Дорога была каким-то кошмаром. Милена как будто специально, из вредности вымещая обиды, протрясла телегу по всем ухабам да колдобинам, попадавшимся ей во время всего трехчасового пути. Сидя среди мешков, практически друг у дружки на головах, солдаты исходили потом, покрывались синяками и тихо чертыхались, осыпая голову рыжеволосой возницы весьма нелестными словами и забористыми проклятьями. Дарк полностью разделял негодование своих солдат и в мыслях благодарил себя за железную дисциплину, созданную и поддерживаемую им в отряде, а подчиненный ему служивый люд – за поразительное терпение. Если бы первая прихрамывала, а пределы второго были бы чуть-чуть поменьше, то солдаты уже давно остановили бы повозку и, привязав нерадивую возницу к фонарному столбы или к деревцу, беспощадно высекли бы ее ремнями.
Случись такое, Аламезу непременно пришлось бы вмешаться и остановить справедливую и вполне заслуженную экзекуцию, однако он сделал бы это исключительно ради соблюдения конспирации, а отнюдь не из сострадания к жертве, которую бы сам с удовольствием высек. Неумение управляться с кобылой-тяжеловозом было далеко не самой большой провинностью Милены, в голове которой бродили спесивость с чрезмерной напористостью, частенько выплескивающиеся наружу и доставляющие много хлопот окружающим.

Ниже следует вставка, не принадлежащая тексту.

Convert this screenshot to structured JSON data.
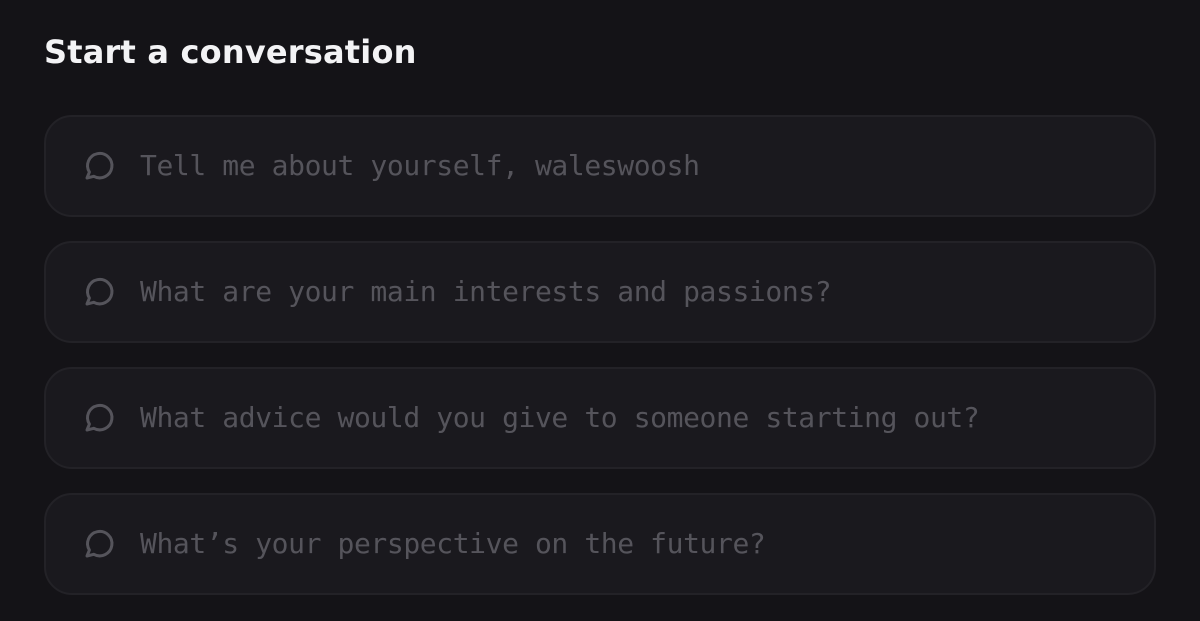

Дарк по собственному опыту знал, что эти грешки типичны для всех солдат-самоучек, без посторонней помощи, методом горьких проб и печальных ошибок научившихся кое-чему и уже возомнивших себя пупами Вселенной. Девица-моррон неплохо владела в бою ножами и мечом, да и из арбалета сносно стреляла. Ее достижения хоть и были достойны высокой похвалы, но, как ни странно, принесли Милене больше вреда, нежели пользы, испортив ее характер и вселив в душу необоснованную уверенность в собственных силах. Имея опасную привычку учиться всему самостоятельно, бегло и на ходу, рыжеволосая красавица отважно бралась за дела, в которых мало что понимала, и за ее не всегда удачные эксперименты частенько расплачивались другие. Тряска в телеге была сущей ерундой по сравнению с тем, к чему могли привести своенравность и поразительная активность сующей нос во все дыры, а заодно и пытавшейся стать затычкой во всех бочках Милены.
Первые полчаса поездки были самыми трудными, но затем придавленные мешками пассажиры телеги немного попривыкли. Солдаты уже не реагировали на новые ушибы, терпя их, как люди выносят тупую зубную боль или по плохой погоде ломоту в костях, и даже относились с юморком к потугам неумелой возницы совладать с кобылой и тяжелой телегой. Нет, конечно же, никто не перешептывался и шуточек не отпускал, но по тихому хмыканью, иногда доносившемуся из темноты, моррон понимал, что в голове кого-то из его попутчиков, страдавших от превратностей плохой дороги, созрела новая острота, которой тот обязательно поделится с дружкам на привале, если, конечно, останется жив.
Довольно быстро отрешился от физических страданий и Аламез, решивший скоротать время пассивного ожидания за двумя довольно важными делами. Во-первых, командир отряда пытался прислушаться к шумам, доносившимся снаружи, и понять, куда же их, собственно, везут. Телеги постоянно петляли, так что определить изнутри повозки, движутся ли они к центру города или по окраине, было совершенно невозможно. Однако плохое качество мостовой, дурные запахи, проникавшие сквозь старенький тент, и доносившиеся время от времени отдаленные удары молотов по наковальням говорили о том, что возницы не спешили приближаться к жилым кварталам города, хотя бы туда, где находились дома мелких служащих да мастеров-ремесленников. Большую часть пути караван из трех телег прополз вдоль источающих зловония цехов и чуть менее пахучих мастерских и лишь в самом конце, на последнем часе поездки, въехал на мостовую из хорошо уложенного булыжника. С этого момента прошло не более пяти минут, а неприятные запахи постепенно сменились манящими ароматами свежевыпеченных булок и душистых цветов, произраставших в небольших садиках под окнами ухоженных домов.